Given the state of the global economy, and the countless opportunities available, 2015’s impressive dealmaking record may continue in 2016 and beyond. However, Japanese firms have been known to overpay for target companies, resulting in some degree of distress down the line. Cultural differences have also been a barrier which Japanese organisations must overcome when pursuing a deal overseas. For these reasons, Japanese firms should pursue a more holistic approach to their acquisitions, to avoid attracting the ire of the markets, according to Mr Lebrun. “We have seen the market punish the stock price of certain Japanese companies upon the announcement of acquisitions with overly rich pricing or unclear synergies. This is leading many Japanese companies to a more strategic, thoughtful acquisition strategy.
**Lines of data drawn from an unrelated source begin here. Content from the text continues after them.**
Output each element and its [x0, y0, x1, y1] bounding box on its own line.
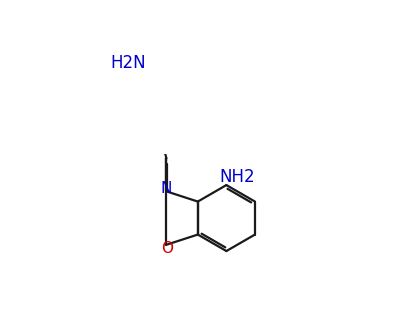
Text: H2N: H2N — [110, 54, 146, 72]
Text: O: O — [162, 240, 174, 256]
Text: NH2: NH2 — [220, 168, 255, 186]
Text: N: N — [161, 181, 172, 196]
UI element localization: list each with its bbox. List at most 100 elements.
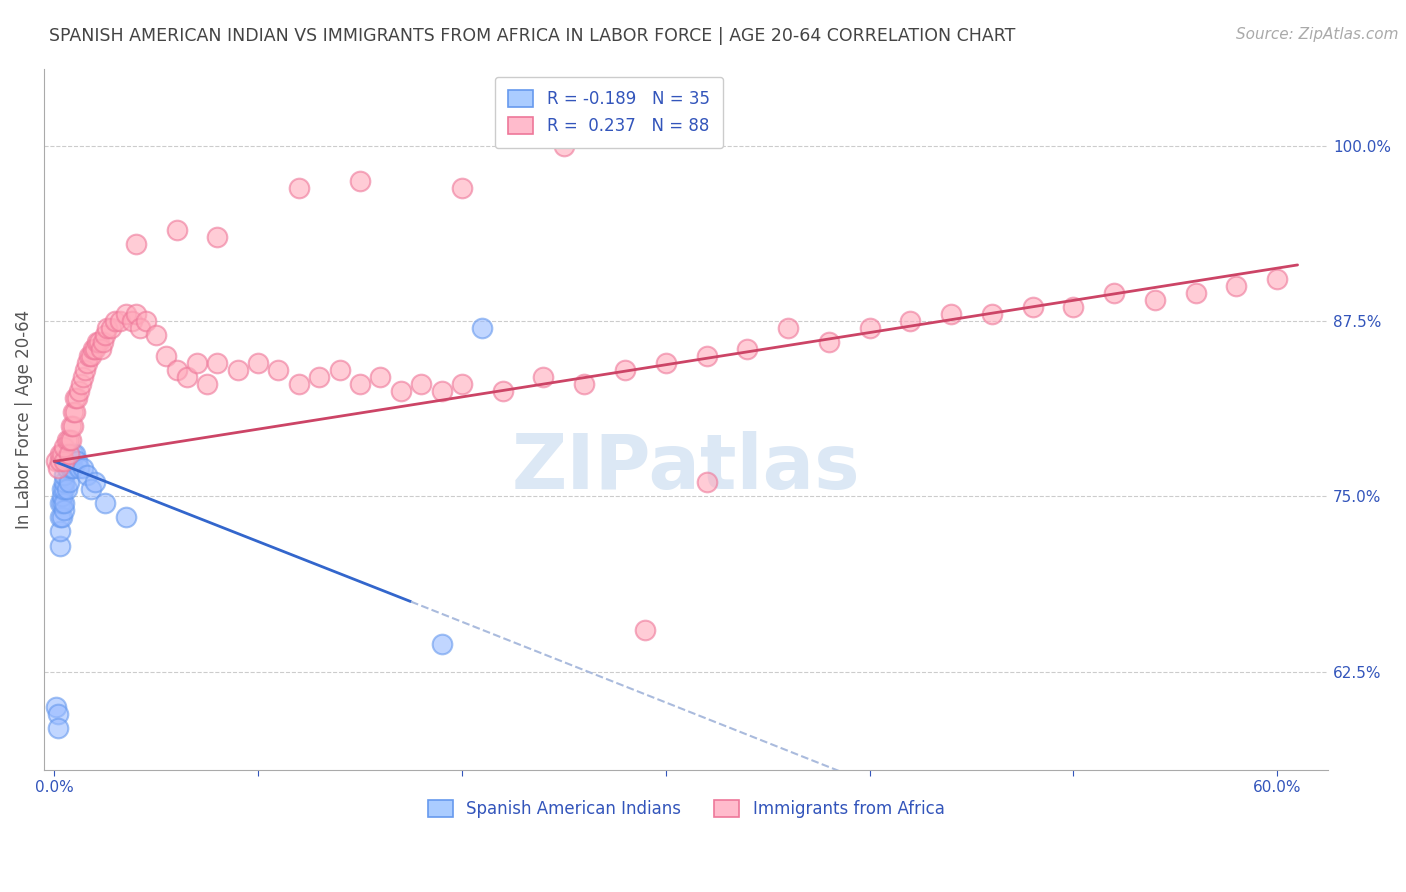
Point <box>492 384 515 399</box>
Point <box>1021 300 1043 314</box>
Point <box>45 454 67 468</box>
Point <box>129 321 152 335</box>
Point <box>58 454 80 468</box>
Point <box>735 342 758 356</box>
Point <box>980 307 1002 321</box>
Point <box>51 483 73 497</box>
Point <box>695 349 717 363</box>
Point <box>1184 285 1206 300</box>
Point <box>100 321 122 335</box>
Point <box>389 384 412 399</box>
Point <box>370 370 392 384</box>
Point <box>94 328 117 343</box>
Point <box>817 335 839 350</box>
Point <box>655 356 678 370</box>
Point <box>82 342 104 356</box>
Point <box>48 706 70 721</box>
Point <box>207 356 229 370</box>
Point <box>66 454 89 468</box>
Point <box>55 461 77 475</box>
Point <box>104 314 127 328</box>
Point <box>55 434 77 448</box>
Point <box>125 307 148 321</box>
Point <box>430 384 453 399</box>
Point <box>53 475 76 490</box>
Point <box>90 342 112 356</box>
Point <box>430 637 453 651</box>
Point <box>114 510 136 524</box>
Point <box>67 461 90 475</box>
Point <box>166 223 188 237</box>
Point <box>66 391 89 405</box>
Point <box>614 363 637 377</box>
Point <box>59 461 82 475</box>
Point <box>62 405 84 419</box>
Point <box>247 356 270 370</box>
Point <box>1143 293 1166 307</box>
Point <box>89 335 111 350</box>
Point <box>329 363 352 377</box>
Point <box>288 377 311 392</box>
Point <box>121 314 143 328</box>
Point <box>125 236 148 251</box>
Point <box>77 349 100 363</box>
Point <box>267 363 290 377</box>
Point <box>76 356 98 370</box>
Point <box>553 138 575 153</box>
Point <box>58 475 80 490</box>
Point <box>80 349 103 363</box>
Point <box>114 307 136 321</box>
Point <box>53 440 76 454</box>
Point <box>471 321 494 335</box>
Point <box>67 384 90 399</box>
Point <box>1102 285 1125 300</box>
Point <box>288 181 311 195</box>
Text: ZIPatlas: ZIPatlas <box>512 432 860 506</box>
Point <box>176 370 198 384</box>
Point <box>72 370 94 384</box>
Point <box>84 475 107 490</box>
Point <box>207 230 229 244</box>
Point <box>53 468 76 483</box>
Point <box>58 447 80 461</box>
Point <box>76 468 98 483</box>
Point <box>108 314 131 328</box>
Point <box>226 363 249 377</box>
Point <box>62 461 84 475</box>
Point <box>53 454 76 468</box>
Point <box>195 377 218 392</box>
Point <box>939 307 962 321</box>
Point <box>48 721 70 735</box>
Point <box>1062 300 1084 314</box>
Point <box>62 419 84 434</box>
Point <box>51 490 73 504</box>
Point <box>59 434 82 448</box>
Point <box>51 496 73 510</box>
Point <box>94 496 117 510</box>
Point <box>858 321 880 335</box>
Point <box>533 370 555 384</box>
Text: Source: ZipAtlas.com: Source: ZipAtlas.com <box>1236 27 1399 42</box>
Point <box>186 356 208 370</box>
Point <box>72 461 94 475</box>
Point <box>96 321 118 335</box>
Point <box>695 475 717 490</box>
Point <box>55 483 77 497</box>
Point <box>49 510 72 524</box>
Point <box>86 335 108 350</box>
Point <box>49 447 72 461</box>
Point <box>898 314 921 328</box>
Point <box>53 503 76 517</box>
Point <box>62 447 84 461</box>
Point <box>49 454 72 468</box>
Point <box>349 174 371 188</box>
Point <box>53 496 76 510</box>
Point <box>84 342 107 356</box>
Point <box>73 363 96 377</box>
Point <box>411 377 433 392</box>
Point <box>451 377 474 392</box>
Point <box>166 363 188 377</box>
Point <box>59 419 82 434</box>
Point <box>1225 279 1247 293</box>
Point <box>49 524 72 539</box>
The ongoing global consolidation of a wide range of industries including pharma, semiconductors, beer and insurance, will continue to pressure Japanese companies without the scale to effectively compete,” he says.
The quest for overseas acquisitions will see Japanese firms battling companies from other subdued economies over the course of 2016. Though they are believed to have amassed around $3 trillion in cash, Japanese companies will be contending for assets with aggressively acquiring Chinese firms. Chinese businesses are increasingly transitioning into non-traditional spaces, including advanced technology, and are looking to import established Western brands into their domestic market. The Chinese government is in the midst of redrawing the national economy, and as China moves away from low-end manufacturing toward newer, higher value industries, Chinese and Japanese organisations will find themselves in more direct competition for assets.
One fillip for Japanese businesses will be the edge they enjoy in the US market when it comes to assets in the telecoms, defence and energy industries. Chinese firms are partly restricted from entering these sectors, and security concerns over links between Chinese companies and the state do not apply to Japanese firms, who can therefore be more active in the world’s biggest economy.
Yet the appetite for outbound acquisitions could easily diminish this year. “We may see a temporary pause or slowdown in outbound acquisitions as a result of the recently announced negative interest rates and currency and stock market volatility, as market participants acclimatise to the new conditions,” says Mr Lebrun. “In this uncertain and volatile market environment, I would also expect that the focus of deal activity for Japanese companies will continue to shift from the BRICs and other developing economies to the US and Europe.”
Thanks to weaker domestic demand and slowed investment in housing, the Japanese economy is in a state of contraction. But efforts are underway to try to turn the tide. The Bank of Japan’s decision to introduce negative interest rates, for example, was a radical step which could help to revitalise the flagging national economy. Given the state of things at home it can be little wonder that Japanese firms are looking overseas for investment opportunities. The shrinking domestic market means companies will have to cast their net further.